À ce moment, Mikhaïl rentra, interrompant ainsi ces querelles domestiques. Leur grande chienne entra en courant dans la pièce, et la belle-mère, prise de peur, grimpa sur la table.
— « Pourquoi avez-vous laissé entrer le chien dans la maison ? Que se passe-t-il ici ? » s’écria Elena Vladimirovna.
— « Il vit avec nous, » répondit calmement Svetlana.
— « Mon Mikhaïl ne supporte pas les animaux à la maison ! »
— « Maman, c’est toi qui ne les as jamais aimés et qui n’as jamais voulu m’acheter un chiot. D’ailleurs, bonjour ! » intervint Mikhaïl.
— « Bonjour ! Tu es arrivée, et pourtant il n’y a même rien à manger pour le déjeuner ! »
— « Pourquoi donc ? »
— « Parce que cette nourriture, c’est pour les cochons, pas pour nous ! »
Elena Vladimirovna regarda son fils et vit à quel point il avait changé. De plus, il dégageait une odeur de campagne qui lui déplaisait énormément.
— « Fils, es-tu vraiment le maître de cette maison ou quoi ? Pourquoi permets-tu à ta femme de préparer cette camelote ? » continua la parente, le grondant.

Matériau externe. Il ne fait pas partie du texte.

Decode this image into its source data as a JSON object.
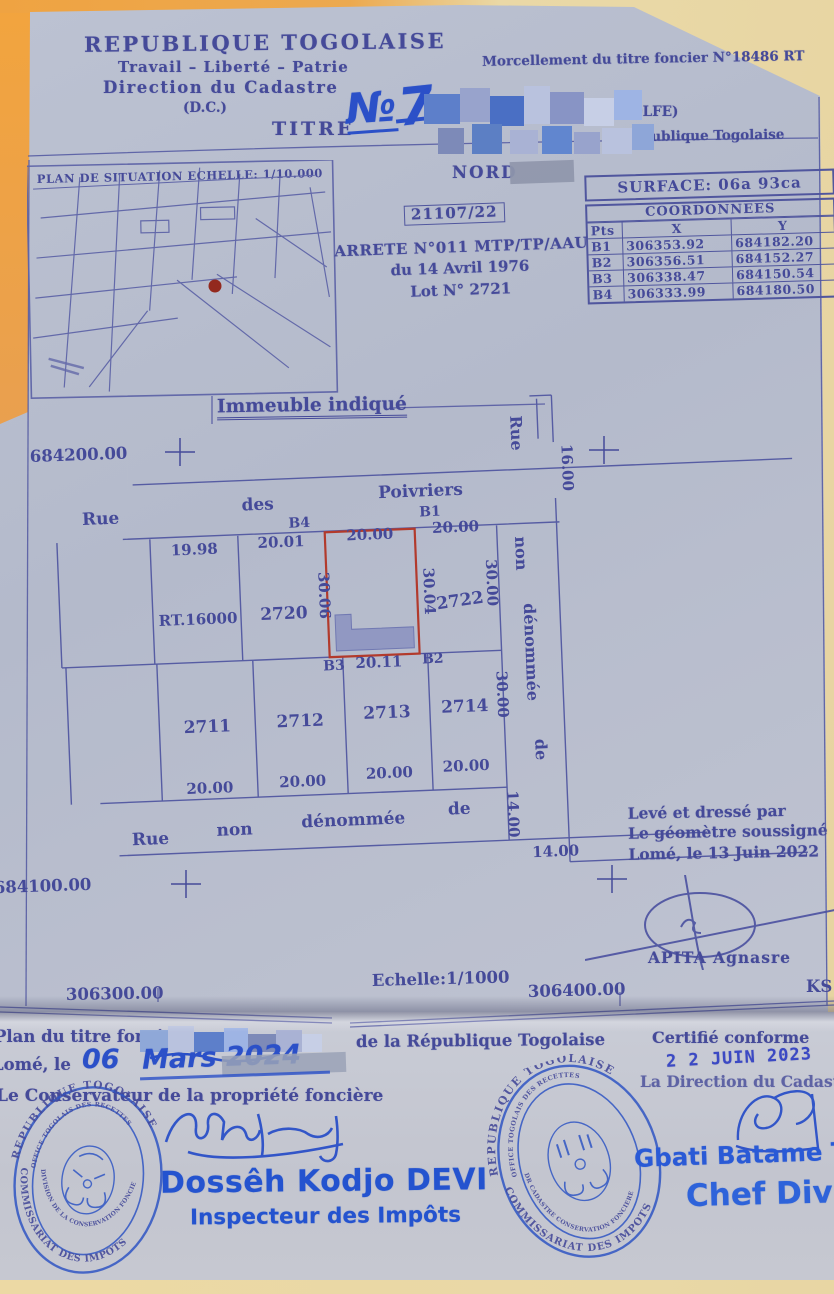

— « Maman, où est ta valise ? »
— « Dans le hall d’entrée. »
— « Remercie Svetlana pour son accueil et allons-y. »
— « Quoi ?! »
— « Dis “merci” et excuse-toi, puis retourne là où tes règles et traditions dominent ! »
— « Tu as tellement changé ! »
— « Parce que j’ai toujours dansé au son de ta musique, et maintenant je me suis créé un monde où je suis bien et à l’aise. Ici, Svetlana et moi avons nos propres règles, que tu refuses d’accepter. Alors ne reviens plus jamais. »
— « Cette vie de campagne t’a complètement retournée contre ta propre mère ! Elle t’a assurément ensorcelée. »
— « Tu te trompes, maman. Svetlana a toujours été de ton côté et a cherché à trouver un terrain d’entente. D’ailleurs, elle t’a préparé un second plat spécialement pour toi, mais elle a décidé de servir d’abord le bortch, car il est incroyablement délicieux. Le taxi attend, dépêche-toi. »
— « Ingrat ! »
— « Comme tu veux, maman, mais c’est exactement l’attitude que tu mérites. »
Elena Vladimirovna monta dans la voiture et se mit à chercher sur Internet comment annuler un ensorcellement. Elle ne voulait pas croire que Mikhaïl vivait de son plein gré avec Svetlana à la campagne. Quelle femme étrange… Apparemment, elle ne comprendra jamais ce qu’est le véritable amour.